As casas em Stanley, a capital do arquipélago das Malvinas, estão decoradas com as bandeiras das Falklands e do Reino Unido; os carros, pintados com a Union Jack (bandeira britânica). A cidade nunca esteve tão movimentada.
Os dois únicos hotéis Malvina House e Waterfront, onde funcionam também os dois únicos restaurantes andam com a lotação máxima. Com gente que busca um lugar na aguardada indústria petrolífera que surge nas ilhas, com veteranos de Reino Unido e Argentina que lutaram a guerra pelo domínio do arquipélago há 30 anos e com jornalistas, muitos jornalistas.
Culpa não apenas da efeméride, alegam todos, mas sim do fortalecimento do discurso do governo argentino de Cristina Kirchner sobre a necessidade de se voltar a discutir a soberania sobre as Malvinas.
Os 3 mil moradores do arquipélago 2,7 mil vivem em Stanley e os outros 300 vivem no campo estão tensos e não escondem de que lado estão. "Somos britânicos, estamos aqui há pelo menos nove gerações. A população descende dos colonos que vieram do Reino Unido, há somente duas famílias de argentinos vivendo aqui. Se os argentinos nos invadirem novamente, mandaremos eles para o espaço", diz Patrick Watts, único locutor de rádio no momento da invasão argentina a Stanley, em 2 de abril de 1982. "De repente [há 20 anos], passei a ter um chefe militar."
Watts traduzia para o inglês o que o militar argentino mandava. Eram mensagens do tipo: "A partir de agora há toque de recolher, haverá apagões para pouparmos energia, dirigiremos do lado direito da estrada e o peso substituirá a libra como moeda oficial".
"Foi muito difícil, acho que os argentinos achavam que seriam bem recebidos porque, na verdade, éramos dominados pelo Reino Unido contra a nossa vontade e ansiávamos em fazer parte da Argentina. Mas, quando chegaram aqui, perceberam que tudo era diferente. Ninguém falava espanhol e nem sabia direito onde ficava Buenos Aires; campos minados foram deixados para trás", conta Veronica Fowler, professora, referindo-se às cerca de 20 mil minas terrestres que ainda existem ao redor da capital, e que somente agora, 30 anos depois, começam a ser desativadas.
As palavras e o sentimento anti-Argentina de Patrick e Veronica ecoam entre os kelpers, apelido dos nativos das ilhas, cuja população é uma mistura de imigrantes britânicos, estabelecidos antes ou principalmente após 1982 a economia cresceu muito depois da guerra e os descendentes dos colonos que chegaram no século 19 ou até antes.
Nos últimos anos, as ilhas receberam cerca de 300 chilenos para trabalhar principalmente nos setores de construção e serviços.
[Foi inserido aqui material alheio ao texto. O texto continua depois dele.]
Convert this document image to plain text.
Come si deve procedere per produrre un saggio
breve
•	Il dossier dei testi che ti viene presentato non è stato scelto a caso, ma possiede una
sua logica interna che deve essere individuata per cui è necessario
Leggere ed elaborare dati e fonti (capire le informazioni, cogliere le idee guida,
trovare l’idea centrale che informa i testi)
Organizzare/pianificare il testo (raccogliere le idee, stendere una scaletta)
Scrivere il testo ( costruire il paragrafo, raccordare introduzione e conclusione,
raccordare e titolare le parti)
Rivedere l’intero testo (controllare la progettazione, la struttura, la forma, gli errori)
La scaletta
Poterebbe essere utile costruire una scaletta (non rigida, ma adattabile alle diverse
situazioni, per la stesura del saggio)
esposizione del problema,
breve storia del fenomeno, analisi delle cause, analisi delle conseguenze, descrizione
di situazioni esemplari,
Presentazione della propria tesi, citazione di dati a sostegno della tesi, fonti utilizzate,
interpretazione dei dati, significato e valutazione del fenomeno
As duas famílias argentinas costumam ser reclusas e não gostam de receber a imprensa.
"Mas escreve aí: somos um povo simpático e hospitaleiro, não temos nada contra os argentinos, o que tememos é o governo de Cristina Kirchner", diz Lyn Buckland, kelper que, assim como todos, tem passaporte britânico.
Basta alguns minutos no Victory Bar para constatar o descontentamento. O pub é um dos quatro existentes em Stanley, e sair para beber é praticamente o único tipo de entretenimento noturno.
As temperaturas nas Malvinas chegam facilmente a zero grau, mesmo no verão, e os ventos são fortes. Os pubs, bem ao estilo inglês, funcionam até as 23h (respeitando as leis antigas britânicas), servem cerveja quente em pints, além dos fish and chips (peixe com batatas fritas).
No Victory fazem sucesso canecas de insulto aos argentinos que os moradores não deixam de considerar invasores. No banheiro, um vaso sanitário aparece com a imagem de Leopoldo Galtieri, o presidente da junta militar que governava o país na época da guerra.
Ryan, que jogava sinuca no bar, diz que até gostaria de ver seu país tornando-se completamente independente do Reino Unido atualmente as Malvinas só dependem dos britânicos nos setores de política externa e defesa. Mount Pleasant custa cerca de R$ 226 milhões por ano, ou 0,5% do orçamento militar do Reino Unido.
"Mas como ser totalmente independente se os argentinos vivem ameaçando a gente? Não temos como nos defender sozinhos", alega Ryan.